Para o morador das zonas Sul e Oeste do Rio de Janeiro, o “mundo civilizado” muitas vezes termina na entrada da primeira galeria do Túnel Rebouças, ocasionalmente se estendendo até o Maracanã graças à presença do estádio de futebol. Nilópolis, em particular, só alcança alguma visibilidade midiática à época do Carnaval, em virtude do desempenho da Escola de Samba Beija-Flor na Sapucaí. Notícias oriundas deste lado da Região Metropolitana só rompem a barreira do zoneamento geográfico do Rio quando giram em torno da problemática da criminalidade na Baixada Fluminense, o que ajuda na perpetuação de incontáveis estereótipos. E diferentemente de outras regiões do país e da cidade do Rio cuja apreensão, por parte do grande público, também se dá através da mediação de diversos estigmas (aqui, penso de maneira especial nas favelas cariocas), a Baixada Fluminense é pouquíssimo representada pelo audiovisual brasileiro, o que reduz a própria margem de negociação, consenso e conflito a partir dos quais toda dinâmica de identidade e representação se estrutura. Em última instância, os próprios moradores destas regiões muitas vezes desconhecem a história de suas comunidades e as matrizes culturais que as constituíram enquanto tais.

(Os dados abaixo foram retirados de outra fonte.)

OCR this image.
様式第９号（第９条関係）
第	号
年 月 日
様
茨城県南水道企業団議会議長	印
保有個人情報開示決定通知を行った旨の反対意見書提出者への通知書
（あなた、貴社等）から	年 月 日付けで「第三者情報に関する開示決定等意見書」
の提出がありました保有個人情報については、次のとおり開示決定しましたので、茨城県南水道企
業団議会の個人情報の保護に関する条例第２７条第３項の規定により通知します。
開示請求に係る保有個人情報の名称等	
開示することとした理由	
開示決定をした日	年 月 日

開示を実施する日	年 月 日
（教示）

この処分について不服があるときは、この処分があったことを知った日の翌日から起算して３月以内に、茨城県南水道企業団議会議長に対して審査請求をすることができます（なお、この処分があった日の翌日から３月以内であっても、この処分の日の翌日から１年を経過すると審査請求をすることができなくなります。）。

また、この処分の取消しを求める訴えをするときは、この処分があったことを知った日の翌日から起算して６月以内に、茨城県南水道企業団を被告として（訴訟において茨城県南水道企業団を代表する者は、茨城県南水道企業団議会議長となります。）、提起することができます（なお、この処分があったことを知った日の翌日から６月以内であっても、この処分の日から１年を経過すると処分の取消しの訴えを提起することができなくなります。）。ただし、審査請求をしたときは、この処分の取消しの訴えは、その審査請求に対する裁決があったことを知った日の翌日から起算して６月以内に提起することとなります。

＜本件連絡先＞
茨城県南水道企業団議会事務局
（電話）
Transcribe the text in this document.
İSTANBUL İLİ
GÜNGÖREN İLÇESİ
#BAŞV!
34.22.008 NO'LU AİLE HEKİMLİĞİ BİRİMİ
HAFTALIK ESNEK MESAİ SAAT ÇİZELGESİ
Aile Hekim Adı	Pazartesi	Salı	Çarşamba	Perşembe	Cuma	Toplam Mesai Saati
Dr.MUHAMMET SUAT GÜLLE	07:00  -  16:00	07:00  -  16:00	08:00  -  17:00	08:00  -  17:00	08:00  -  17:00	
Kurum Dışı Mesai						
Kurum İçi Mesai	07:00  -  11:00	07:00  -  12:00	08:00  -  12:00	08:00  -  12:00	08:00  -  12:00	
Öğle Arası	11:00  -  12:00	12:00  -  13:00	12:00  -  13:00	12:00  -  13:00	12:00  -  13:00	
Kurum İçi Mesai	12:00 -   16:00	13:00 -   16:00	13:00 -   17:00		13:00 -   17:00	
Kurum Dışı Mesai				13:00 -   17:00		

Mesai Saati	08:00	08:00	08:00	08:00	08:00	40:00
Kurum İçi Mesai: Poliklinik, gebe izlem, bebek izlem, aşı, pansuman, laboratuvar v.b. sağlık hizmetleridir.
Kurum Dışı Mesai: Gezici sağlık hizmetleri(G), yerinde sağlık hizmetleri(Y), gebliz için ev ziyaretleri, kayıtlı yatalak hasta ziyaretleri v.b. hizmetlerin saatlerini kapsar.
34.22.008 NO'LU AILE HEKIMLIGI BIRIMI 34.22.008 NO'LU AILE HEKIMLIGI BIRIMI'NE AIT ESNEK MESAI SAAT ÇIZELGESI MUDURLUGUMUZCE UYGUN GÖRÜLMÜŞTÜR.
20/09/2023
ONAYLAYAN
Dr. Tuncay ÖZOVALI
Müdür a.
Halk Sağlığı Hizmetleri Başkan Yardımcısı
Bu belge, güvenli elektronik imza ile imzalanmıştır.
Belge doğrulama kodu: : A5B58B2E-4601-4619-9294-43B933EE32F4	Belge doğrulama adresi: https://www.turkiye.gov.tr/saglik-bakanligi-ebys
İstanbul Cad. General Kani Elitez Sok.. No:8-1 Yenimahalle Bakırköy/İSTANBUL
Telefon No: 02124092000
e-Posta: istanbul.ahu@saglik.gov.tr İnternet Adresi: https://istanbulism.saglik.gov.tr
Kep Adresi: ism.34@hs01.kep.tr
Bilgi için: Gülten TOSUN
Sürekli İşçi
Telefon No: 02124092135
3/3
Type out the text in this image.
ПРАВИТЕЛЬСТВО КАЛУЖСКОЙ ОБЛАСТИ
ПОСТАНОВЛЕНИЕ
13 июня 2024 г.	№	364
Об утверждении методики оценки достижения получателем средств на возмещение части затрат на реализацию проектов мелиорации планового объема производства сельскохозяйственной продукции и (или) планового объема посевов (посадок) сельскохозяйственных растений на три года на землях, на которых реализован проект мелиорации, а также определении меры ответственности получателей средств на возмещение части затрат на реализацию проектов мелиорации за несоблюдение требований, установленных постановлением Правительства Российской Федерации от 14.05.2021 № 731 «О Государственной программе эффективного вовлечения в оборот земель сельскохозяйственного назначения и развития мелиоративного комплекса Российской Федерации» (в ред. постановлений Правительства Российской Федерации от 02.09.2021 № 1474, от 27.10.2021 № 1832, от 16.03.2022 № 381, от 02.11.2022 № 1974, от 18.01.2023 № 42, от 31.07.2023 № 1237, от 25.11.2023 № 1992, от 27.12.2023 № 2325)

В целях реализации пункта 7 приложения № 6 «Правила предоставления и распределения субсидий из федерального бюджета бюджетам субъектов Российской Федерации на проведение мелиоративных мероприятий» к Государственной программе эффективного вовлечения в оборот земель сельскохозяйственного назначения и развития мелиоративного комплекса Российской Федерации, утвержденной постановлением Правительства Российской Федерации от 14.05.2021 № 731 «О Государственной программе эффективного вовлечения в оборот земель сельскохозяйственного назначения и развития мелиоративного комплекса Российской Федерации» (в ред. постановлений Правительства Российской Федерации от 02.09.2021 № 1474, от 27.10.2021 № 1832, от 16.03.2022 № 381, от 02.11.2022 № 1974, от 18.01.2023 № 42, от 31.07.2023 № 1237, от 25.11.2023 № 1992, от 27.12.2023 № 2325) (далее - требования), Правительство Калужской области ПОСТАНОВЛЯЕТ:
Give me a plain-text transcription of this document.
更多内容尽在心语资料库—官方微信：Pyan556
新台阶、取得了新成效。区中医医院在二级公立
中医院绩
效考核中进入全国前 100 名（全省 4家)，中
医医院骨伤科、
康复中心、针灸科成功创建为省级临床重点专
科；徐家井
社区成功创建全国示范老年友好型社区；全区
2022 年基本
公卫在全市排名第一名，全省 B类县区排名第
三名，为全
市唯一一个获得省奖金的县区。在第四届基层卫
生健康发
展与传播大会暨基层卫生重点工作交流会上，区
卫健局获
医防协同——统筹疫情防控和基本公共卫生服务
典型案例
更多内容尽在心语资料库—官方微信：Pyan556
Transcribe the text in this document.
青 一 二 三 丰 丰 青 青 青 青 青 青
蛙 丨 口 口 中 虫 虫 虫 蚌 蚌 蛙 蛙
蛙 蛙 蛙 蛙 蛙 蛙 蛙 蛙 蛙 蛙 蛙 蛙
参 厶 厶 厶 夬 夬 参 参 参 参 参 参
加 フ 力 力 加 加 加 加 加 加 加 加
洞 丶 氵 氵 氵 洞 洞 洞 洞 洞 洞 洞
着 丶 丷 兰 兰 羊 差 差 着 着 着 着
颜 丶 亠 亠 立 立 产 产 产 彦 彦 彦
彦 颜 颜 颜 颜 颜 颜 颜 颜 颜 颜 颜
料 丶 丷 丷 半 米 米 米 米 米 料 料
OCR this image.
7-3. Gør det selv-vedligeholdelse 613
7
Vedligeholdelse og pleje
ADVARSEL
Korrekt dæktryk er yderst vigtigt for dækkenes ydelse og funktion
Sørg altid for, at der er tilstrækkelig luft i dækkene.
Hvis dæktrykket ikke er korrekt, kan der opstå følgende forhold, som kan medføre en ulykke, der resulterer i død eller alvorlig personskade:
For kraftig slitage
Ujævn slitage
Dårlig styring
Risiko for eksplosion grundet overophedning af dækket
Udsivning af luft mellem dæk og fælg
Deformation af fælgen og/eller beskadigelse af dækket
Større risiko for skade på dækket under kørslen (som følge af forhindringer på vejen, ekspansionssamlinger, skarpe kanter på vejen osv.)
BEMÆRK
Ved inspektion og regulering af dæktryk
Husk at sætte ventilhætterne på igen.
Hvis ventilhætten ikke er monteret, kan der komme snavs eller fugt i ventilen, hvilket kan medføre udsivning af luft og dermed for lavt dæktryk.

Foi neste contexto que a idéia da mostra Baixada.doc surgiu e tomou forma. Nascido da articulação entre o Programa de Educação Tutorial Conexão de Saberes e o Núcleo de Criação Audiovisual do curso de Produção Cultural do IFRJ, com o apoio do Laboratório de Estratégias Didáticas, o projeto assume-se como um desdobramento da oficina sobre cinema documentário realizada entre os meses de junho e agosto no Campus Nilópolis, que a partir de um panorama dos recursos narrativos e estilísticos mais expressivos no âmbito deste gênero, bem como da exibição comentada de algumas obras-chave do documentário brasileiro e mundial, propôs que os alunos participantes se envolvessem na produção de um vídeo de curta-metragem que abordasse algum aspecto cultural, social, econômico ou político relacionado à Baixada Fluminense. Além disso, também atuariam como realizadores da supracitada mostra como forma de progressivamente diluir as fronteiras entre produtores, realizadores, consumidores e, por que não, também personagens dos respectivos vídeos.
Mesmo em tempos supostamente globalizados, parece continuar valendo a máxima proferida certa feita pelo escritor russo Leon Tolstoi, segundo a qual para falar do mundo é preciso falar da própria aldeia. O que a Baixada.doc propõe é um deslocamento do lugar de onde se olha ou ainda, se preferirmos, uma afirmação do local como espaço privilegiado para se pensar as dinâmicas globais: assim, ao tornar-se protagonista de uma mostra de documentários, a Baixada Fluminense é, ao mesmo tempo, o objeto do olhar dos realizadores e um ponto a partir do qual diretores e público olham o mundo que os cerca.



[1] Professor do Curso Superior de Tecnologia em Produção Cultural, do Instituto Federal de Educação, Ciência e Tecnologia do Rio de Janeiro (IFRJ).
Ministrou a oficina de Cinema Documentário para os alunos do PET/Conexões de Saberes em Produção Cultural.